「ディアナとの婚約を解消した、ですか?」

 目の前にいる父コールマン侯爵を、ロバートは驚きの表情で見つめた。

 いつもは不機嫌そうに眉間にシワを寄せているのに、今日はよほど機嫌がいいのか口元に笑みが浮かんでいる。

「ああ、そうだ。状況が変わってな。あの下品な商人崩れどもと、無理に繋がりを作る必要がなくなった」

 父が言う商人崩れとは、ディアナの生家であるデバリー伯爵家のことだ。成金だと見下しながらも、その莫大な財力を手に入れるために、ロバートとディアナの婚約が結ばれた。

 ロバート自身も初めは「どうして高貴な私が、商人崩れの娘と婚約をしないといけないんだ」と不服だった。

 しかし、デバリー伯爵に連れられて侯爵家を訪れたディアナを見たとき、ロバートは「悪くない」と思った。

 やわらかそうなライトブラウンの髪は派手過ぎず、澄んだ紫色の瞳は大人しそうだ。目鼻立ちは整っているし、体型も女性らしい。 

(もっと下品な女がくるかと思っていた)

 ディアナは財力を見せびらかすような派手な装いをしていなかった。ただ、服装が少し子どもっぽい気がするが、それはあとから変えさせればいいかとロバートは思った。

 こうして、二人の婚約は成立したが、ディアナはあまり賢い女ではなかった。
 何度注意してもロバート好みの服装をしてこないし、いつもロバートの機嫌をうまくとることができない。

(気が利かない女だが仕方ない。こんな女をもらってやるのだから、デバリー伯爵にはもっと感謝してもらわないとな)

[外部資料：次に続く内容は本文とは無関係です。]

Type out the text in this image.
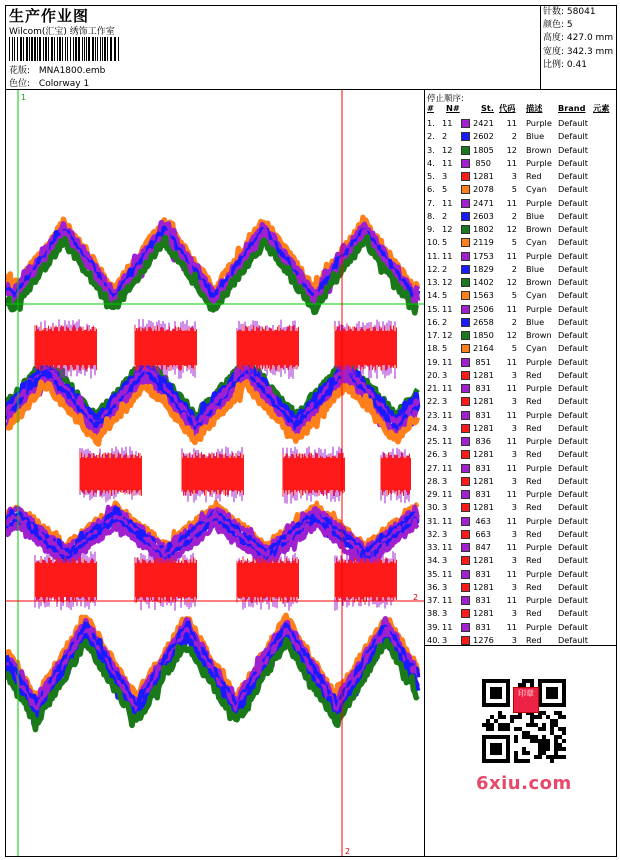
生产作业图
Wilcom(汇宝) 绣饰工作室
花版: MNA1800.emb
色位: Colorway 1
针数: 58041
颜色: 5
高度: 427.0 mm
宽度: 342.3 mm
比例: 0.41
1
1
2
2
停止顺序:
# N#	St. 代码 描述 Brand 元素
1. 11	2421	11 Purple Default
2. 2	2602	2 Blue Default
3. 12	1805	12 Brown Default
4. 11	850	11 Purple Default
5. 3	1281	3 Red Default
6. 5	2078	5 Cyan Default
7. 11	2471	11 Purple Default
8. 2	2603	2 Blue Default
9. 12	1802	12 Brown Default
10. 5	2119	5 Cyan Default
11. 11	1753	11 Purple Default
12. 2	1829	2 Blue Default
13. 12	1402	12 Brown Default
14. 5	1563	5 Cyan Default
15. 11	2506	11 Purple Default
16. 2	2658	2 Blue Default
17. 12	1850	12 Brown Default
18. 5	2164	5 Cyan Default
19. 11	851	11 Purple Default
20. 3	1281	3 Red Default
21. 11	831	11 Purple Default
22. 3	1281	3 Red Default
23. 11	831	11 Purple Default
24. 3	1281	3 Red Default
25. 11	836	11 Purple Default
26. 3	1281	3 Red Default
27. 11	831	11 Purple Default
28. 3	1281	3 Red Default
29. 11	831	11 Purple Default
30. 3	1281	3 Red Default
31. 11	463	11 Purple Default
32. 3	663	3 Red Default
33. 11	847	11 Purple Default
34. 3	1281	3 Red Default
35. 11	831	11 Purple Default
36. 3	1281	3 Red Default
37. 11	831	11 Purple Default
38. 3	1281	3 Red Default
39. 11	831	11 Purple Default
40. 3	1276	3 Red Default
印章
6xiu.com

 しかし、ディアナには良いところもあった。とにかくロバートに従順なのだ。
 間違った行動をすれば、すぐに「申し訳ありません」と謝罪できるし、四季折々に丁寧な手紙と共に豪華な贈り物を寄越してくる。

 そして、ロバートが怒鳴れば、許してほしそうな顔をする。
 ディアナのその顔を見ると、ロバートは胸がスッとするのを感じていた。

 完璧ではないが、そこまで悪くもない婚約者。それがロバートから見たディアナだった。

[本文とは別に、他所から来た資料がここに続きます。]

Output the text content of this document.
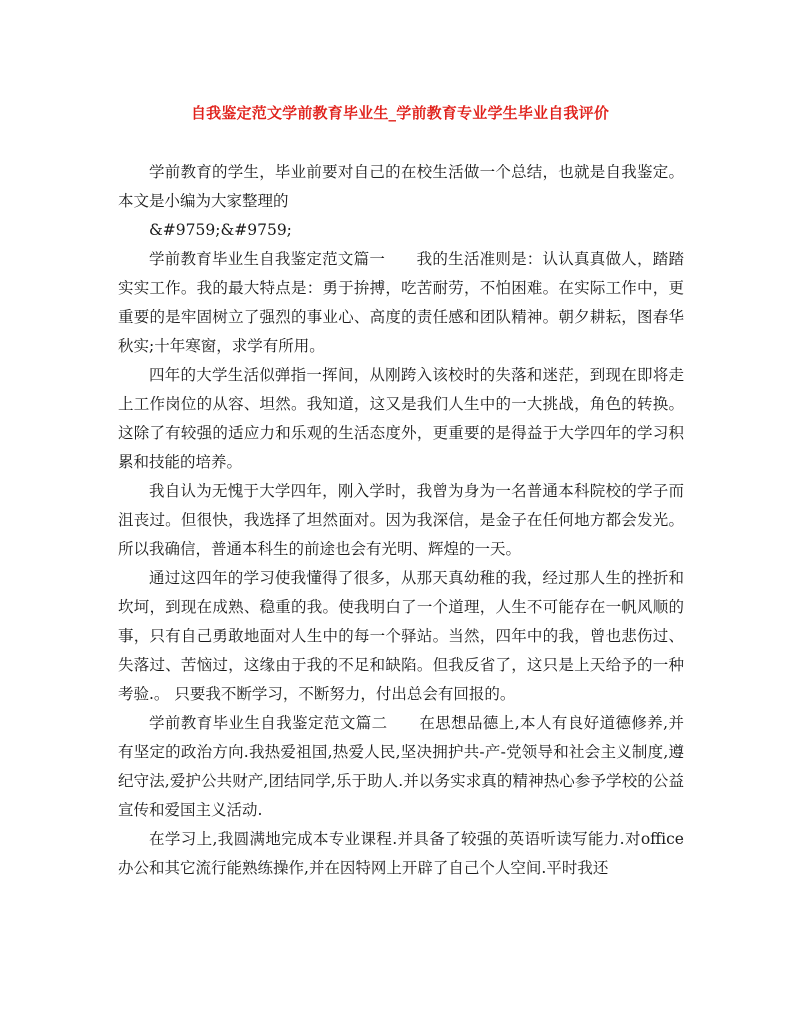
自我鉴定范文学前教育毕业生_学前教育专业学生毕业自我评价

学前教育的学生，毕业前要对自己的在校生活做一个总结，也就是自我鉴定。本文是小编为大家整理的

&#9759;&#9759;

学前教育毕业生自我鉴定范文篇一　　我的生活准则是：认认真真做人，踏踏实实工作。我的最大特点是：勇于拚搏，吃苦耐劳，不怕困难。在实际工作中，更重要的是牢固树立了强烈的事业心、高度的责任感和团队精神。朝夕耕耘，图春华秋实;十年寒窗，求学有所用。

四年的大学生活似弹指一挥间，从刚跨入该校时的失落和迷茫，到现在即将走上工作岗位的从容、坦然。我知道，这又是我们人生中的一大挑战，角色的转换。这除了有较强的适应力和乐观的生活态度外，更重要的是得益于大学四年的学习积累和技能的培养。

我自认为无愧于大学四年，刚入学时，我曾为身为一名普通本科院校的学子而沮丧过。但很快，我选择了坦然面对。因为我深信，是金子在任何地方都会发光。所以我确信，普通本科生的前途也会有光明、辉煌的一天。

通过这四年的学习使我懂得了很多，从那天真幼稚的我，经过那人生的挫折和坎坷，到现在成熟、稳重的我。使我明白了一个道理，人生不可能存在一帆风顺的事，只有自己勇敢地面对人生中的每一个驿站。当然，四年中的我，曾也悲伤过、失落过、苦恼过，这缘由于我的不足和缺陷。但我反省了，这只是上天给予的一种考验.。 只要我不断学习，不断努力，付出总会有回报的。

学前教育毕业生自我鉴定范文篇二　　在思想品德上,本人有良好道德修养,并有坚定的政治方向.我热爱祖国,热爱人民,坚决拥护共-产-党领导和社会主义制度,遵纪守法,爱护公共财产,团结同学,乐于助人.并以务实求真的精神热心参予学校的公益宣传和爱国主义活动.

在学习上,我圆满地完成本专业课程.并具备了较强的英语听读写能力.对office办公和其它流行能熟练操作,并在因特网上开辟了自己个人空间.平时我还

 それなのに、先日の夜会で倒れてからディアナは変わってしまった。

 ディアナからの手紙には、いつものように謝罪の言葉が綴られ、「どうか許してください」と書かれていると思っていた。それなのに。

 ――そんなに私のことが気に入らないのなら、すぐにでも婚約解消しましょう。私達は同じ気持ちなので、協力できるはずです。

(これは本当にディアナが書いたのか?)

 そう思ってしまうくらい、いつものディアナらしくない。しかもディアナのくせに、ロバートとすぐにでも婚約を解消したいと言っている。

(ふざけた真似を……。私の気を引こうとしているのか? そうでなければ、頭を打っておかしくなったとしか思えない)

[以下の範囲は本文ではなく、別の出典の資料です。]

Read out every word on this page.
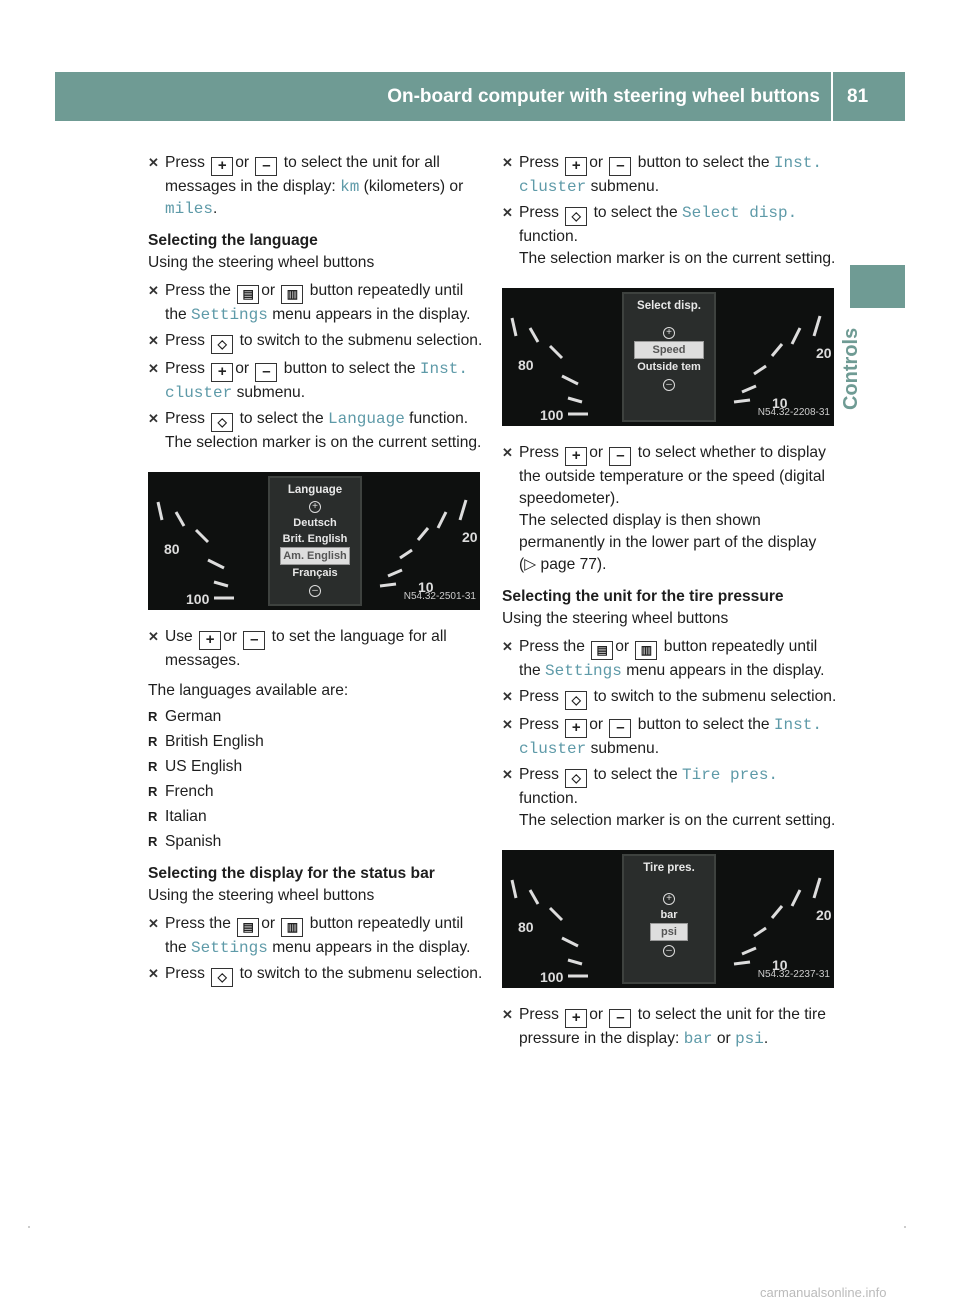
On-board computer with steering wheel buttons	81
Controls
✕ Press + or – to select the unit for all messages in the display: km (kilometers) or miles.
Selecting the language
Using the steering wheel buttons
✕ Press the ▤ or ▥ button repeatedly until the Settings menu appears in the display.
✕ Press ◇ to switch to the submenu selection.
✕ Press + or – button to select the Inst. cluster submenu.
✕ Press ◇ to select the Language function.
The selection marker is on the current setting.
80
100
10
20
Language
+
Deutsch
Brit. English
Am. English
Français
–
N54.32-2501-31
✕ Use + or – to set the language for all messages.
The languages available are:
R German
R British English
R US English
R French
R Italian
R Spanish
Selecting the display for the status bar
Using the steering wheel buttons
✕ Press the ▤ or ▥ button repeatedly until the Settings menu appears in the display.
✕ Press ◇ to switch to the submenu selection.
✕ Press + or – button to select the Inst. cluster submenu.
✕ Press ◇ to select the Select disp. function.
The selection marker is on the current setting.
80
100
10
20
Select disp.
+
Speed
Outside tem
–
N54.32-2208-31
✕ Press + or – to select whether to display the outside temperature or the speed (digital speedometer).
The selected display is then shown permanently in the lower part of the display (▷ page 77).
Selecting the unit for the tire pressure
Using the steering wheel buttons
✕ Press the ▤ or ▥ button repeatedly until the Settings menu appears in the display.
✕ Press ◇ to switch to the submenu selection.
✕ Press + or – button to select the Inst. cluster submenu.
✕ Press ◇ to select the Tire pres. function.
The selection marker is on the current setting.
80
100
10
20
Tire pres.
+
bar
psi
–
N54.32-2237-31
✕ Press + or – to select the unit for the tire pressure in the display: bar or psi.
carmanualsonline.info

 あまりの怒りに我を忘れて、気がつけばデバリー侯爵家に押しかけていた。

「どういうつもりだ、ディアナ!」と怒鳴りつければ、すぐに「申し訳ありません」と返ってくると思っていたのに、ディアナは優雅に微笑んだ。

「いらっしゃいませ、ロバート様」

 そう言ったディアナは、いつもの子どもっぽい服装ではなく、大人っぽい清楚な装いをしていた。それは、ずっとロバートが求めていた姿だったので、思わず目を奪われる。

 ロバートの中で「そこまで悪くもない婚約者」が「完璧に近い婚約者」へと変わっていく。

(ようやく私の言っていることを理解できたか!)

 喜んだのも束の間、ディアナは淡々と生意気なことを言い出した。

「ロバート様は私のことお嫌いですよね?」

 そう言ったディアナは、まるで知らない人のように見えた。

「これまでの態度を見ていたら、さすがに分かります。家のためとはいえ、ここまで嫌われている方に嫁ぐのは、私も避けたいのです」

 何を言われているのか、ロバートはすぐに理解できなかった。なぜなら、こんなにはっきりとディアナが自分の意見を言うのが初めてだったからだ。

「ロバート様だって、もっと気の合う方と婚約したいですよね?」

 それは要するに、ディアナはロバートとは気が合わないと思っているということだ。よく分からない衝撃に襲われて、ロバートは黙った。

 不思議そうな顔をしたディアナが「具合が悪いのですか? 少し失礼しますね」などと言いながら、ロバートの額に手を添える。

 その手の温かさとやわらかさ、そして、至近距離で見たディアナの澄んだ瞳に、なんとも言えない気持ちになった。

 いろんな感情が湧き起こり、何が言いたいのか分からない。ただ、ひとつだけ分かっていることがある。

「婚約解消はしない!」

 そう宣言したあとに、続けて「どうせ、女なんて誰でも一緒だ。だったら、私はおまえでいい」と告げると、ディアナがいつもの表情になった。戸惑うような困っているような、そんな顔だ。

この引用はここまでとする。